IT Governance, Risk, and Compliance (GRC) leader

• Contract Role
• Hybrid Role, 3 days a week onsite Lewisville, TX

We are looking for a hands-on IT Governance, Risk, and Compliance (GRC) leader who is ready to roll up their sleeves and build a successful IT GRC program from the ground up. This position is ideal for someone who thrives in dynamic environments and can take initiative to develop, implement, and refine processes where none currently exist. You’ll need to assess the current state, identify gaps, fix issues, and track improvements while driving continuous evolution of IT GRC practices.
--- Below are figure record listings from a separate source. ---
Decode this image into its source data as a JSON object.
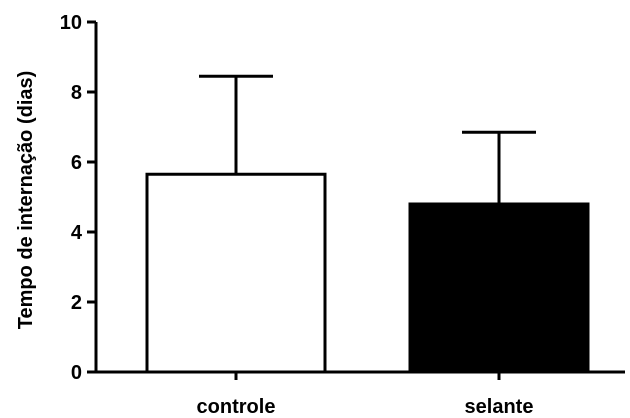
{
  "chart_data": {
    "type": "bar",
    "title": "",
    "xlabel": "",
    "ylabel": "Tempo de internação (dias)",
    "ylim": [
      0,
      10
    ],
    "yticks": [
      0,
      2,
      4,
      6,
      8,
      10
    ],
    "ytick_labels": [
      "0",
      "2",
      "4",
      "6",
      "8",
      "10"
    ],
    "categories": [
      "controle",
      "selante"
    ],
    "series": [
      {
        "values": [
          5.65,
          4.8
        ],
        "error_upper": [
          2.8,
          2.05
        ],
        "fill_colors": [
          "#ffffff",
          "#000000"
        ]
      }
    ],
    "grid": false,
    "legend": "none"
  }
}
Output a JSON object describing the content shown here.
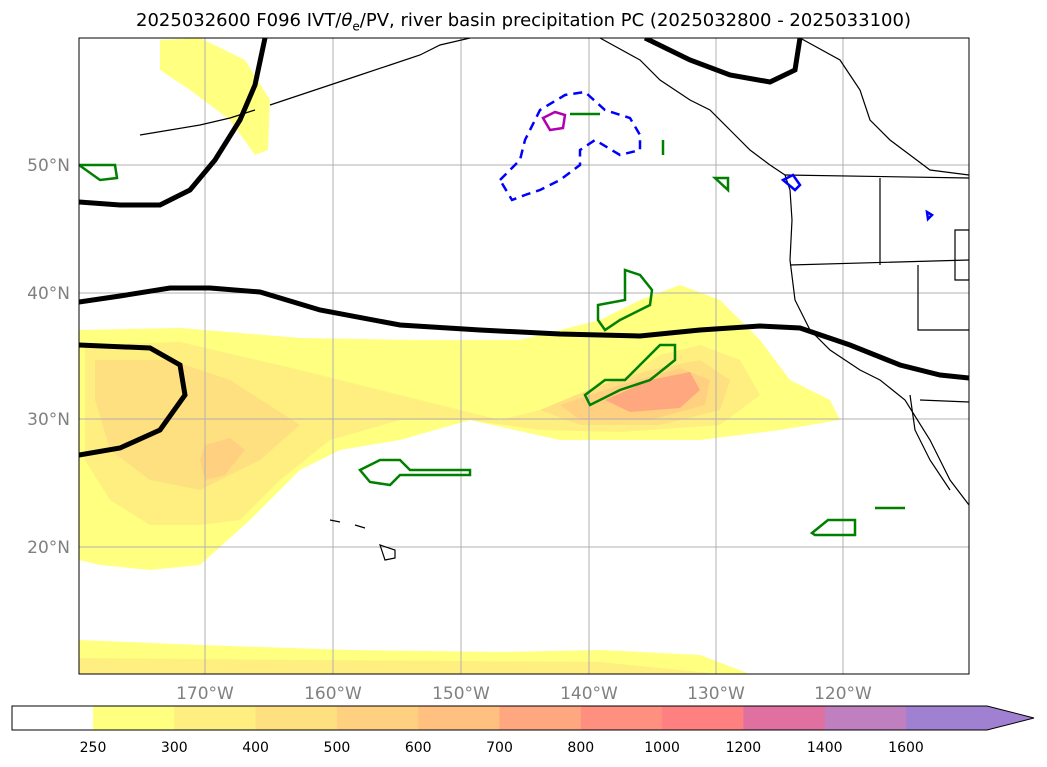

The successful candidate will actively lead and do, not just manage, ensuring compliance, mitigating risks, and improving overall GRC processes in a fast-paced, growing organization.

Key Responsibilities:

• Drive the IT GRC program forward, working closely with stakeholders to establish and implement foundational processes.
• Perform risk assessments, identify vulnerabilities, and actively work to mitigate risks to ensure compliance with regulations, internal policies, and industry standards.
• Work directly with process owners, auditors (internal and external), and other stakeholders to develop and refine processes, resolve findings, and ensure continuous improvement.
• Lead the management of ISO27001 and SOC 2 compliance programs, ensuring practical, actionable steps are taken to meet these standards.
• Actively engage in risk management initiatives, updating and refining playbooks to reflect current industry standards, regulatory requirements, and best practices.
• Conduct regular compliance audits, including monitoring third-party audits, to ensure cybersecurity and other regulatory requirements are met.
• Continuously track compliance using key cybersecurity metrics and KPIs, ensuring that all relevant compliance targets are achieved and maintained.
• Develop and implement strategies that enhance the organization’s use of data, including improving data governance and technology adoption.
• Own the creation and maintenance of critical documentation such as data dictionaries, compliance reports, and action plans.
• Identify areas for improvement in existing IT GRC processes, actively address shortcomings, and develop and execute actionable remediation plans.
• Stay ahead of emerging trends in IT GRC, assessing new technologies and regulatory changes to ensure the program evolves alongside the industry.

Qualifications:

• Bachelor's degree in Information Technology, Computer Science, or a related field.
• Proven hands-on experience in IT governance, risk management, and compliance in a fast-paced, evolving environment.
• Solid understanding of key regulatory frameworks, such as HIPAA, ISO standards, PCI, SOC 2, GDPR, and CCPA.
• Strong ability to collaborate cross-functionally to drive compliance initiatives and gain buy-in from various teams.
• Ability to think strategically, while also being deeply involved in the tactical execution of IT GRC processes.
• Excellent communication skills with the ability to clearly articulate complex issues and provide practical solutions.
• Strong analytical and problem-solving skills, with a track record of identifying issues and driving resolution.
• Proven experience with data governance, data quality management, and supporting data privacy initiatives.
• Experience with incident response and disaster recovery planning in the context of cybersecurity.

Preferred Skills:

• Relevant certifications such as CISA, CISM, CRISC, or CISSP are a plus.
• Experience working in environments without formal processes, and the ability to develop and implement those processes from scratch.

This is a highly dynamic, hands-on position where you’ll be key in shaping the future of the IT GRC framework. If you're a self-starter who enjoys taking on a challenge and has a passion for creating effective solutions in an evolving space, we encourage you to apply!